Ma De, Jin Xiaofei, Sun Shichun, Li Yitao, Wu Xundong, Hu Youneng, Yang Fangchao, Tang Huajin, Zhu Xiaolei, Lin Peng, Pan Gang
College of Computer Science and Technology, Zhejiang University, Hangzhou 310027, China.
Research Center for Intelligent Computing Hardware, Zhejiang Lab, Hangzhou 311121, China.
Natl Sci Rev. 2024 Mar 18;11(5):nwae102. doi: 10.1093/nsr/nwae102. eCollection 2024 May.

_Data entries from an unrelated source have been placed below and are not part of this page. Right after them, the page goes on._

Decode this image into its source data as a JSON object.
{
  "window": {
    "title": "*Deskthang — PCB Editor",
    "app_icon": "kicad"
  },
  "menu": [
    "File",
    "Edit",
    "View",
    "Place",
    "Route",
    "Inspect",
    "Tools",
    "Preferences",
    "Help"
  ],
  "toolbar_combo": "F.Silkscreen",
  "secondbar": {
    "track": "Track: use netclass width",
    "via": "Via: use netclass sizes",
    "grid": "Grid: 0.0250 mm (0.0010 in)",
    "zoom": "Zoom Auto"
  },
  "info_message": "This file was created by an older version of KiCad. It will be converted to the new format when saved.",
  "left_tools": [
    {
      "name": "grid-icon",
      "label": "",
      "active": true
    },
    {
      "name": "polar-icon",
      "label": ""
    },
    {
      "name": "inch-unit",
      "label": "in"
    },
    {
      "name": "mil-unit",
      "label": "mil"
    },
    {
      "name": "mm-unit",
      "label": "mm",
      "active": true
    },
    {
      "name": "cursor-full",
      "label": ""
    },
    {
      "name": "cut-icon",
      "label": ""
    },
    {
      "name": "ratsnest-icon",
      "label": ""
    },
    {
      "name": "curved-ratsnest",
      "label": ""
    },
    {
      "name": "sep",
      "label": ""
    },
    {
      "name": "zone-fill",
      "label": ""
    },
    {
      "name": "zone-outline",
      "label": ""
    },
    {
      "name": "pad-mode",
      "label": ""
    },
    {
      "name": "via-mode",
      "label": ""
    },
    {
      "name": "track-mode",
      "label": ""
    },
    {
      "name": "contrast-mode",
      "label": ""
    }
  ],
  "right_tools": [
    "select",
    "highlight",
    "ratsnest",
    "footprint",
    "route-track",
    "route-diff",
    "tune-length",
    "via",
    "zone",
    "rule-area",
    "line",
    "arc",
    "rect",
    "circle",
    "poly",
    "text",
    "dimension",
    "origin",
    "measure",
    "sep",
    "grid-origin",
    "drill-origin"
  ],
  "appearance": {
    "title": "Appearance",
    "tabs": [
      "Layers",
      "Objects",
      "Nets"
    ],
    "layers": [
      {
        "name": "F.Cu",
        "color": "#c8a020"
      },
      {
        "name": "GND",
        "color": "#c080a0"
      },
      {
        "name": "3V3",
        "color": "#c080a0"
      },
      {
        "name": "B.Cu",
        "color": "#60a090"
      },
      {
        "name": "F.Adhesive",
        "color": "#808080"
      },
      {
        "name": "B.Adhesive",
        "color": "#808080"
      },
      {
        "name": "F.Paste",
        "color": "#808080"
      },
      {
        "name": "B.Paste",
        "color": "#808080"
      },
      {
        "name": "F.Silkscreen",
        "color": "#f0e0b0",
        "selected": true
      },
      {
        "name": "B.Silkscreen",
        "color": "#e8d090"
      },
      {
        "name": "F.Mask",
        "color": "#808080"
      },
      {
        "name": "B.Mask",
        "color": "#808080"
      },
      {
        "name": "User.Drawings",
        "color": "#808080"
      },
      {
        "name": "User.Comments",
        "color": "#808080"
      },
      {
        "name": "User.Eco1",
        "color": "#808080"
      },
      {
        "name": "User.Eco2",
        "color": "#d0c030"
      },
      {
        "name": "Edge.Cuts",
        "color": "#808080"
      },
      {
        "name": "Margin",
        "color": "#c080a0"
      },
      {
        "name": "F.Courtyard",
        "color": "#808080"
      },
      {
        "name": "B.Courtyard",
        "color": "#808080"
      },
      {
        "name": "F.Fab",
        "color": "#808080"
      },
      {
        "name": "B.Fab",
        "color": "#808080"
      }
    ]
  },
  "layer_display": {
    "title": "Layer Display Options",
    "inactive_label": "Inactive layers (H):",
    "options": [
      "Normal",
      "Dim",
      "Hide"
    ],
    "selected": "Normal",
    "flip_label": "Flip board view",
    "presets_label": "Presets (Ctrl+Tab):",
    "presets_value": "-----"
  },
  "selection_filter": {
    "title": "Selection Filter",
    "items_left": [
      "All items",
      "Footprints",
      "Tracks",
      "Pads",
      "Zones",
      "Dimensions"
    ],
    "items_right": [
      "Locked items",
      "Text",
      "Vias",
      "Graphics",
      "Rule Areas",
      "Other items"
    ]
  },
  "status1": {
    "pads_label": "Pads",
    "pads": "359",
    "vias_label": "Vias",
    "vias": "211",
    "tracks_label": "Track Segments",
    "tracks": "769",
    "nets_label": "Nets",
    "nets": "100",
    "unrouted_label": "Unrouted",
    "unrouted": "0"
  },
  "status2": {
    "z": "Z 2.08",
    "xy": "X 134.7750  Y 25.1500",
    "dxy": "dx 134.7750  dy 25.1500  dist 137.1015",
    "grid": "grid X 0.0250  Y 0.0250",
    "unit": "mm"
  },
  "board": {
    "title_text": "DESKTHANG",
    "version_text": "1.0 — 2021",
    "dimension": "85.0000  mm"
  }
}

Spiking neural networks (SNNs) are gaining increasing attention for their biological plausibility and potential for improved computational efficiency. To match the high spatial-temporal dynamics in SNNs, neuromorphic chips are highly desired to execute SNNs in hardware-based neuron and synapse circuits directly. This paper presents a large-scale neuromorphic chip named Darwin3 with a novel instruction set architecture, which comprises 10 primary instructions and a few extended instructions. It supports flexible neuron model programming and local learning rule designs. The Darwin3 chip architecture is designed in a mesh of computing nodes with an innovative routing algorithm. We used a compression mechanism to represent synaptic connections, significantly reducing memory usage. The Darwin3 chip supports up to 2.35 million neurons, making it the largest of its kind on the neuron scale. The experimental results showed that the code density was improved by up to 28.3× in Darwin3, and that the neuron core fan-in and fan-out were improved by up to 4096× and 3072× by connection compression compared to the physical memory depth. Our Darwin3 chip also provided memory saving between 6.8× and 200.8× when mapping convolutional spiking neural networks onto the chip, demonstrating state-of-the-art performance in accuracy and latency compared to other neuromorphic chips.
脉冲神经网络(SNN)因其生物学合理性和提高计算效率的潜力而受到越来越多的关注。为了匹配SNN中的高时空动态,人们迫切希望使用神经形态芯片直接在基于硬件的神经元和突触电路中执行SNN。本文提出了一种名为Darwin3的大规模神经形态芯片,它具有新颖的指令集架构,包括10条基本指令和一些扩展指令。它支持灵活的神经元模型编程和局部学习规则设计。Darwin3芯片架构采用创新的路由算法设计在计算节点网格中。我们使用了一种压缩机制来表示突触连接,显著减少了内存使用。Darwin3芯片支持多达235万个神经元,使其在神经元规模上成为同类中最大的。实验结果表明,Darwin3中的代码密度提高了28.3倍,与物理内存深度相比,通过连接压缩,神经元核心的扇入和扇出分别提高了4096倍和3072倍。在将卷积脉冲神经网络映射到芯片上时,我们的Darwin3芯片还节省了6.8倍至200.8倍的内存,与其他神经形态芯片相比,在准确性和延迟方面展示了最先进的性能。